Trying to make it as an artist when your income is just not enough:
This weekend I have the run of Rottenstone Pottery, the local gallery that carries my work. It’s not our busiest season, so traffic has been scattered and people poke in every now and again during mostly quiet days. When I sit the gallery I get a little pay for my time, commissions on sales, and can spend time on my own work to my heart’s content. It’s been over a year since I have taken the leap into the abyss of trying to make it as an artist, left the regularly scheduled world of working for someone else, and taken gigs and odd jobs to try and break even.
I am really lucky for having been offered various steady work waiting tables (my most recent previous form of regular income), and even other full time or part time regular jobs. In this climate of unemployment and job insecurity, I am not ungrateful, but I know how easy it would be for me to neglect this commitment to myself, to pursue making, if my income is safely tied up in a steady job. Yes, I realize it is a luxury to be able to live this way, and the choices, and happenstance of my life have allowed this. I live incredibly humbly with my dear partner who is supportive to no end, in particular, because he has his own dreams for following his creative pursuits outside of the conventional steady job hustle. He is an English teacher and a poet, New Mexico Charter School Teacher of the Year no less! He didn’t get there with an easy gig idly minding behaved and head strong students.

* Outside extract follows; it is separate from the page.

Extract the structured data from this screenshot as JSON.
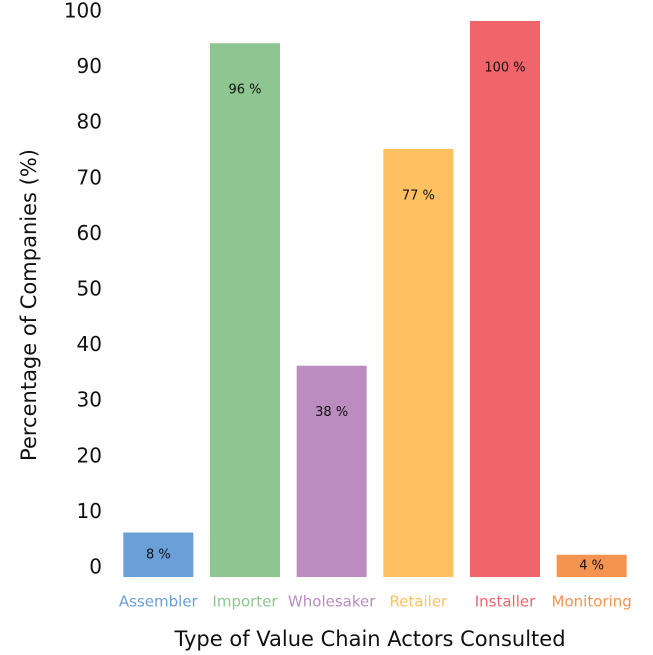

He also struggles to support students with no other form of support, add to those, students with inclinations for dangerous forms of rebellion, with additional challenges in the work environment, and I wonder how in the world he is able to do it at all.
Still, he believes in me and takes on the lion’s share of the rent and expenses in our tiny studio apartment because he believes in what I am doing. Eventually, my craft will make our living and he will take time away to focus on his writing! For now, I am pushing away in the studio spending more than full time hours to seek a comfortable living and beyond with what I love doing. In the meantime I take jobs here and there to fill in the gaps of my income, and I have set up some ground rules to keep my head and heart in the studio. I have gotten a reputation as a good house and animal sitter and often get offered jobs in people’s homes for periods of time. I also have experience and the credentials for working in restaurants with food and alcohol and I am offered regular appealing work more than I should be lucky enough to receive. Jobs related directly to my work as a maker I will always consider. And helping friends out is really important to me as well. I have had so much help along the way I want to keep paying that forward where I am able.
My rules for staying true to the course:
1. I don’t take anyone else’s steady jobs with a regular schedule so that I can pick and choose when and where I need to be for my own work, hosting openings, pursuing representation, and promoting. This is particularly important because in this small town my busiest times of year are also the busiest times of year for most jobs I would take on.
2. I cover jobs of people that I have worked comfortably with for a long time at rates that work for both of us. New house sitting and/or animal sitting jobs I make sure work with my schedule and how I value my time.
3. I don’t get tied to working a regular schedule for someone else’s dream, restaurant or whatever venture, so that I can focus on my own. The time and energy I invest in building my business as an artist is much more valuable to me.
4. I take jobs here and there for set specific times on a case by case basis catering or bar tending. When I am able and the pay is acceptable I take on opportunities and let it be known that I am available for this kind of work. Word of mouth and reputation from years of waiting tables is how I get these jobs.
5. I would take a regular schedule with a space representing my work in order to build my understanding of running a gallery and working with customers, something that helps me represent my work, and teaches me the ins and outs if ever I would want to have my own gallery.
6. I keep a regular vigorous schedule in my studio, making sure I am committing full time plus, and staying late and/or going in early or on weekends to make sure I have given myself those hours.
7. I appreciate the freedom to adjust accordingly and like to offer my help to friends wherever I can, especially when they don’t have the same luxury. My friends support me throughout the year, buying, using, and sharing my work, not to mention, welcoming me into their lives and homes.
I know I am lucky to even have the option of considering this type of life, but I have also had the opportunity to choose how humbly I want to live so that I can invest my time, energy, and resources in what is most important to me. Before this past year I was making a decent living waiting tables with enough to spare for travel, skiing, and working in my studio. Now I’m trying to have my making take on that responsibility. Looks like time will tell if that works out or not! I’ll keep you posted!